Machines carry out specific actions observe outcomes and adapt the behavior accordingly with the use of artificial intelligence. However, this process can get out of hands as artificial intelligence works with the intention of avoiding human intervention. The best solution is that artificial intelligence engineers need to ensure that machines be prevented from learning how to get around or avoid human commands. Researchers from EPFL are studying this issue and have found a way so that the control of these machines stays with human operators. This research can contribute extensively to the development of drones and autonomous vehicles, as it can help operate the vehicles or drones safely.

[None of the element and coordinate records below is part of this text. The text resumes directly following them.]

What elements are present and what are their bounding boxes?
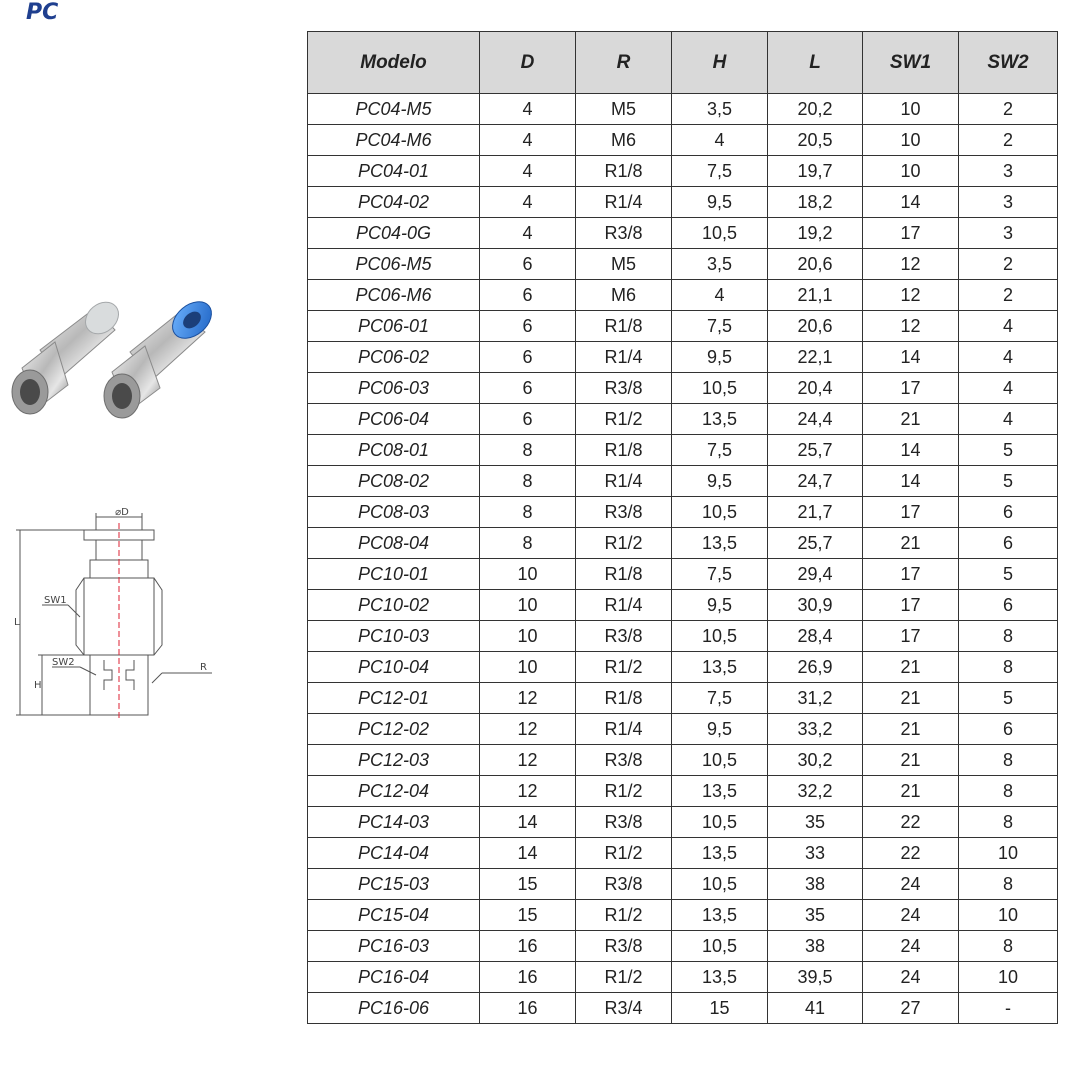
table-cell: PC10-03 xyxy=(308,621,480,652)
table-cell: 20,6 xyxy=(768,311,863,342)
table-row xyxy=(308,838,1058,869)
table-row xyxy=(308,745,1058,776)
label-h: H xyxy=(34,680,42,691)
table-cell: 25,7 xyxy=(768,435,863,466)
table-cell: R1/8 xyxy=(576,156,672,187)
table-cell: PC12-04 xyxy=(308,776,480,807)
table-cell: M5 xyxy=(576,94,672,125)
table-cell: 4 xyxy=(480,156,576,187)
table-cell: PC15-03 xyxy=(308,869,480,900)
table-row xyxy=(308,993,1058,1024)
table-cell: 17 xyxy=(863,590,959,621)
table-cell: 13,5 xyxy=(672,528,768,559)
table-cell: PC12-01 xyxy=(308,683,480,714)
table-cell: 5 xyxy=(959,466,1058,497)
table-cell: 21,7 xyxy=(768,497,863,528)
table-cell: 8 xyxy=(959,621,1058,652)
column-header: SW1 xyxy=(863,32,959,94)
table-row xyxy=(308,807,1058,838)
table-row xyxy=(308,776,1058,807)
table-cell: PC04-02 xyxy=(308,187,480,218)
label-sw2: SW2 xyxy=(52,657,75,668)
table-cell: 4 xyxy=(480,125,576,156)
table-cell: 21 xyxy=(863,776,959,807)
table-cell: 15 xyxy=(480,900,576,931)
table-cell: R3/8 xyxy=(576,869,672,900)
table-cell: 17 xyxy=(863,497,959,528)
table-cell: 8 xyxy=(480,466,576,497)
table-cell: 35 xyxy=(768,807,863,838)
table-cell: 7,5 xyxy=(672,311,768,342)
table-cell: 14 xyxy=(863,466,959,497)
table-row xyxy=(308,559,1058,590)
table-cell: 20,6 xyxy=(768,249,863,280)
table-cell: 10,5 xyxy=(672,745,768,776)
table-row xyxy=(308,187,1058,218)
table-cell: 13,5 xyxy=(672,652,768,683)
table-cell: 13,5 xyxy=(672,962,768,993)
table-row xyxy=(308,342,1058,373)
table-cell: 21 xyxy=(863,528,959,559)
table-cell: 12 xyxy=(480,745,576,776)
table-cell: 10 xyxy=(480,621,576,652)
table-cell: R1/8 xyxy=(576,435,672,466)
table-cell: 29,4 xyxy=(768,559,863,590)
table-cell: PC04-01 xyxy=(308,156,480,187)
table-cell: M5 xyxy=(576,249,672,280)
table-cell: 21 xyxy=(863,714,959,745)
table-cell: 19,2 xyxy=(768,218,863,249)
table-cell: 10 xyxy=(863,94,959,125)
table-cell: 10,5 xyxy=(672,807,768,838)
table-row xyxy=(308,528,1058,559)
table-cell: 10 xyxy=(863,156,959,187)
table-cell: R1/8 xyxy=(576,683,672,714)
table-cell: PC04-M6 xyxy=(308,125,480,156)
table-cell: 6 xyxy=(480,249,576,280)
table-row xyxy=(308,869,1058,900)
table-row xyxy=(308,280,1058,311)
label-r: R xyxy=(200,662,207,673)
table-cell: 6 xyxy=(480,404,576,435)
table-cell: 18,2 xyxy=(768,187,863,218)
table-cell: R1/2 xyxy=(576,404,672,435)
table-cell: 39,5 xyxy=(768,962,863,993)
table-cell: 6 xyxy=(480,280,576,311)
table-cell: PC15-04 xyxy=(308,900,480,931)
table-cell: 33,2 xyxy=(768,714,863,745)
table-cell: R1/2 xyxy=(576,838,672,869)
table-row xyxy=(308,373,1058,404)
table-cell: PC08-02 xyxy=(308,466,480,497)
table-row xyxy=(308,249,1058,280)
table-cell: 13,5 xyxy=(672,900,768,931)
page-title: PC xyxy=(26,0,59,25)
table-cell: PC14-04 xyxy=(308,838,480,869)
table-cell: 8 xyxy=(959,745,1058,776)
table-cell: R1/4 xyxy=(576,466,672,497)
table-cell: 6 xyxy=(480,342,576,373)
technical-drawing xyxy=(12,505,222,725)
table-cell: 20,4 xyxy=(768,373,863,404)
label-l: L xyxy=(14,617,20,628)
table-cell: 9,5 xyxy=(672,590,768,621)
table-cell: 4 xyxy=(672,125,768,156)
table-cell: PC16-06 xyxy=(308,993,480,1024)
table-cell: 16 xyxy=(480,931,576,962)
table-cell: 9,5 xyxy=(672,714,768,745)
table-cell: R1/2 xyxy=(576,652,672,683)
table-cell: 20,5 xyxy=(768,125,863,156)
table-row xyxy=(308,962,1058,993)
table-cell: PC06-M5 xyxy=(308,249,480,280)
table-cell: 7,5 xyxy=(672,559,768,590)
table-cell: PC04-0G xyxy=(308,218,480,249)
table-cell: 9,5 xyxy=(672,187,768,218)
table-cell: 14 xyxy=(863,187,959,218)
table-cell: PC06-04 xyxy=(308,404,480,435)
table-cell: 21 xyxy=(863,745,959,776)
table-cell: 32,2 xyxy=(768,776,863,807)
table-cell: 24 xyxy=(863,900,959,931)
table-body xyxy=(308,94,1058,1024)
table-cell: R1/8 xyxy=(576,311,672,342)
table-cell: 22 xyxy=(863,838,959,869)
table-cell: 21 xyxy=(863,652,959,683)
column-header: SW2 xyxy=(959,32,1058,94)
table-row xyxy=(308,156,1058,187)
table-cell: 16 xyxy=(480,962,576,993)
table-row xyxy=(308,683,1058,714)
table-cell: 7,5 xyxy=(672,435,768,466)
table-cell: 8 xyxy=(959,652,1058,683)
table-row xyxy=(308,94,1058,125)
table-cell: PC16-03 xyxy=(308,931,480,962)
table-cell: 12 xyxy=(480,683,576,714)
table-cell: 8 xyxy=(959,931,1058,962)
table-cell: R3/8 xyxy=(576,931,672,962)
table-cell: R1/2 xyxy=(576,528,672,559)
table-cell: PC08-03 xyxy=(308,497,480,528)
table-cell: PC12-03 xyxy=(308,745,480,776)
fittings-photo xyxy=(0,290,225,430)
table-cell: 2 xyxy=(959,280,1058,311)
table-cell: 4 xyxy=(480,94,576,125)
table-cell: 4 xyxy=(672,280,768,311)
table-cell: 10 xyxy=(480,652,576,683)
table-cell: PC08-04 xyxy=(308,528,480,559)
table-cell: 15 xyxy=(672,993,768,1024)
table-cell: 3 xyxy=(959,187,1058,218)
table-cell: 12 xyxy=(480,714,576,745)
table-cell: 35 xyxy=(768,900,863,931)
table-row xyxy=(308,621,1058,652)
table-cell: 4 xyxy=(959,373,1058,404)
table-cell: 6 xyxy=(480,311,576,342)
table-cell: - xyxy=(959,993,1058,1024)
table-cell: 26,9 xyxy=(768,652,863,683)
table-cell: 9,5 xyxy=(672,342,768,373)
table-cell: 12 xyxy=(863,280,959,311)
table-cell: PC16-04 xyxy=(308,962,480,993)
table-cell: 10 xyxy=(959,838,1058,869)
column-header: D xyxy=(480,32,576,94)
table-cell: PC06-02 xyxy=(308,342,480,373)
table-cell: 24 xyxy=(863,962,959,993)
table-cell: R3/8 xyxy=(576,218,672,249)
table-cell: 6 xyxy=(959,590,1058,621)
column-header: L xyxy=(768,32,863,94)
table-cell: 14 xyxy=(863,342,959,373)
table-cell: 10,5 xyxy=(672,931,768,962)
column-header: H xyxy=(672,32,768,94)
table-cell: 12 xyxy=(863,249,959,280)
table-cell: 17 xyxy=(863,373,959,404)
table-cell: 8 xyxy=(959,807,1058,838)
table-cell: 14 xyxy=(480,838,576,869)
fitting-right xyxy=(104,294,218,418)
table-cell: 16 xyxy=(480,993,576,1024)
table-cell: M6 xyxy=(576,125,672,156)
table-cell: PC10-01 xyxy=(308,559,480,590)
table-cell: 5 xyxy=(959,683,1058,714)
table-cell: 10 xyxy=(959,962,1058,993)
table-cell: 22 xyxy=(863,807,959,838)
table-cell: 14 xyxy=(863,435,959,466)
table-cell: R3/8 xyxy=(576,745,672,776)
table-cell: R1/8 xyxy=(576,559,672,590)
table-cell: 28,4 xyxy=(768,621,863,652)
table-cell: PC10-04 xyxy=(308,652,480,683)
table-cell: R1/4 xyxy=(576,590,672,621)
table-cell: R1/2 xyxy=(576,962,672,993)
table-cell: 10 xyxy=(480,559,576,590)
table-cell: 19,7 xyxy=(768,156,863,187)
table-row xyxy=(308,404,1058,435)
table-cell: PC14-03 xyxy=(308,807,480,838)
table-cell: 31,2 xyxy=(768,683,863,714)
table-cell: 4 xyxy=(480,187,576,218)
table-row xyxy=(308,218,1058,249)
table-cell: 12 xyxy=(863,311,959,342)
table-cell: 8 xyxy=(480,497,576,528)
table-cell: 3,5 xyxy=(672,249,768,280)
table-cell: PC06-03 xyxy=(308,373,480,404)
table-cell: 6 xyxy=(959,714,1058,745)
table-cell: 10,5 xyxy=(672,497,768,528)
table-cell: 38 xyxy=(768,931,863,962)
table-cell: PC04-M5 xyxy=(308,94,480,125)
table-row xyxy=(308,590,1058,621)
table-cell: 7,5 xyxy=(672,156,768,187)
table-cell: 24,4 xyxy=(768,404,863,435)
table-cell: R1/4 xyxy=(576,187,672,218)
table-cell: R1/4 xyxy=(576,714,672,745)
table-cell: 6 xyxy=(480,373,576,404)
table-cell: 10,5 xyxy=(672,218,768,249)
label-sw1: SW1 xyxy=(44,595,67,606)
table-cell: 10 xyxy=(959,900,1058,931)
table-cell: 10 xyxy=(863,125,959,156)
table-cell: 2 xyxy=(959,125,1058,156)
table-cell: 21 xyxy=(863,683,959,714)
table-cell: 3 xyxy=(959,156,1058,187)
table-cell: 3 xyxy=(959,218,1058,249)
table-cell: 2 xyxy=(959,249,1058,280)
table-cell: 30,9 xyxy=(768,590,863,621)
table-cell: 8 xyxy=(480,435,576,466)
table-cell: 5 xyxy=(959,435,1058,466)
table-cell: 10,5 xyxy=(672,621,768,652)
table-cell: 8 xyxy=(480,528,576,559)
table-cell: 5 xyxy=(959,559,1058,590)
table-cell: 41 xyxy=(768,993,863,1024)
table-cell: 2 xyxy=(959,94,1058,125)
table-cell: PC12-02 xyxy=(308,714,480,745)
table-cell: 13,5 xyxy=(672,404,768,435)
table-cell: 4 xyxy=(959,311,1058,342)
table-cell: 17 xyxy=(863,559,959,590)
table-cell: R1/4 xyxy=(576,342,672,373)
table-cell: 4 xyxy=(959,342,1058,373)
table-cell: R3/8 xyxy=(576,497,672,528)
table-row xyxy=(308,435,1058,466)
table-header-row xyxy=(308,32,1058,94)
table-row xyxy=(308,931,1058,962)
table-cell: 24,7 xyxy=(768,466,863,497)
table-cell: PC06-M6 xyxy=(308,280,480,311)
table-cell: 33 xyxy=(768,838,863,869)
table-cell: R3/4 xyxy=(576,993,672,1024)
table-cell: 17 xyxy=(863,218,959,249)
table-row xyxy=(308,652,1058,683)
spec-table xyxy=(307,31,1058,1024)
table-cell: 9,5 xyxy=(672,466,768,497)
table-cell: 8 xyxy=(959,869,1058,900)
table-cell: 27 xyxy=(863,993,959,1024)
table-cell: 7,5 xyxy=(672,683,768,714)
table-cell: 12 xyxy=(480,776,576,807)
table-row xyxy=(308,125,1058,156)
table-cell: PC06-01 xyxy=(308,311,480,342)
table-cell: 20,2 xyxy=(768,94,863,125)
table-cell: 4 xyxy=(480,218,576,249)
table-cell: M6 xyxy=(576,280,672,311)
table-cell: 24 xyxy=(863,931,959,962)
table-cell: R1/2 xyxy=(576,900,672,931)
table-cell: 21 xyxy=(863,404,959,435)
table-cell: 13,5 xyxy=(672,776,768,807)
table-cell: 10,5 xyxy=(672,869,768,900)
table-row xyxy=(308,311,1058,342)
table-cell: R1/2 xyxy=(576,776,672,807)
table-cell: PC10-02 xyxy=(308,590,480,621)
table-cell: 38 xyxy=(768,869,863,900)
table-cell: PC08-01 xyxy=(308,435,480,466)
table-cell: 24 xyxy=(863,869,959,900)
table-cell: 25,7 xyxy=(768,528,863,559)
table-cell: 10 xyxy=(480,590,576,621)
table-cell: 13,5 xyxy=(672,838,768,869)
table-row xyxy=(308,497,1058,528)
table-cell: 21,1 xyxy=(768,280,863,311)
table-cell: R3/8 xyxy=(576,621,672,652)
table-cell: 6 xyxy=(959,497,1058,528)
table-cell: R3/8 xyxy=(576,807,672,838)
table-row xyxy=(308,466,1058,497)
table-row xyxy=(308,900,1058,931)
table-cell: 22,1 xyxy=(768,342,863,373)
table-cell: R3/8 xyxy=(576,373,672,404)
table-cell: 4 xyxy=(959,404,1058,435)
table-cell: 30,2 xyxy=(768,745,863,776)
table-cell: 17 xyxy=(863,621,959,652)
table-cell: 8 xyxy=(959,776,1058,807)
label-d: ⌀D xyxy=(115,507,129,518)
column-header: Modelo xyxy=(308,32,480,94)
table-cell: 15 xyxy=(480,869,576,900)
table-cell: 6 xyxy=(959,528,1058,559)
table-cell: 3,5 xyxy=(672,94,768,125)
table-row xyxy=(308,714,1058,745)
table-cell: 10,5 xyxy=(672,373,768,404)
table-cell: 14 xyxy=(480,807,576,838)
column-header: R xyxy=(576,32,672,94)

Google Deepmind researchers and the Future of Humanity Institute at Oxford University had last year ie in 2016 introduced a learning protocol which prevented machines using artificial intelligence to learn from interruptions and becoming uncontrollable. However, with artificial intelligence being extensively used in various other applications such as self-driving cars on the road or drones in the air, everything gets much complicated as machines start learning from each other as multiple machines are being used for a single application. This causes the machine to learn from how others are being interrupted as well as from how they are interrupted themselves.
This complexity is being resolved by EPFL researchers by means of safe interruptibility. This method allows humans to interrupt the learning process of artificial intelligence device processes and also ensures that these interruptions do not change the way the machines learn. In other words forgetting mechanisms are added to the learning algorithms which delete bits of memory from the machine so that machines are not impacted by any interruption. These researchers have worked on existing algorithms and proved that safe interruptibility works, irrespective of how complicated an artificial intelligence system is, irrespective of the number of robots used, as well as irrespective of the kind of interruptions too.